Les sondages qui se multiplient à l’approche du scrutin du 9 juin, confirment tous cette perte de substance. Valérie Hayer qui n’a toujours pas fait connaître sa liste Renaissance est à la peine. Très loin derrière le RN, elle est presque menacée, pour la deuxième place par R. Glucksman qui, divine surprise pour un PS étique qui n’en espérait pas tant, ratisse bien au-delà des socialos, et chez les écolos et chez les macronistes. Il faut dire que ces derniers, recroquevillés sur leur bilan bruxellois dont ils n’ont pourtant pas à rougir, ont fait de la guerre en Ukraine et de la dénonciation du RN leur principal argument de campagne. Est-ce suffisant ? A l’évidence non. D’autant que ce scrutin s’annonce, tout du moins en France, comme un tour de chauffe national. Et sur ce terrain le Président, le gouvernement, les parlementaires, Renaissance, incapables de se partager les rôles, font preuve d’une curieuse maladresse, à moins que ce ne soit l’expression d’un choix in fine assumé.
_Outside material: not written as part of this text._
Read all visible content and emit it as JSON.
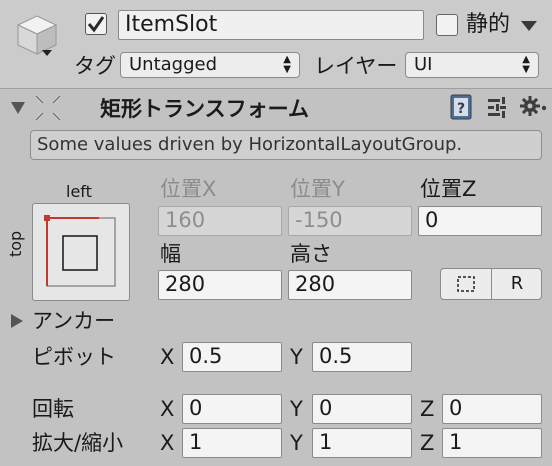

Un exemple ? La réforme de la fonction publique. Nécessaire certes, mais pourquoi, dans la communication officielle, agiter en premier le spectre des licenciements ? Autre exemple, la réduction du déficit. Souhaitable, indispensable bien sûr ! Mais pourquoi faire des chômeurs et assurés sociaux les boucs émissaires favoris de la situation ? Quid du volet recettes, des profits démesurés de certaines sociétés, de la bourse où les compteurs explosent ? And last, but not least, cette loi agricole et son fumet de populisme agraire, et les vilaines manières qu’elle promet à la lutte contre le changement climatique pourtant décrété priorité du quinquennat…

« Ce n’est pas la girouette qui tourne mais le vent » disait Edgar Faure. Mais à trop louvoyer, on perd vite le cap par gros temps, obligeant ses navires à se réfugier dans un havre (vous avez dit Le Havre) « sécure » pour ne pas dire sécuritaire. Pas étonnant dès lors que la jeunesse, toutes illusions perdues, lève l’ancre pour des horizons qui continuent à se dérober à elle ! Ainsi en va-t-il, plus globalement des électorats sociaux-démocrates qui fatigués des oukases mélenchoniens, cherchent dans une cacophonie désespérante une voix et les moyens d’exister par eux-mêmes. Décidément, l’après européennes pourrait nous réserver bien des surprises.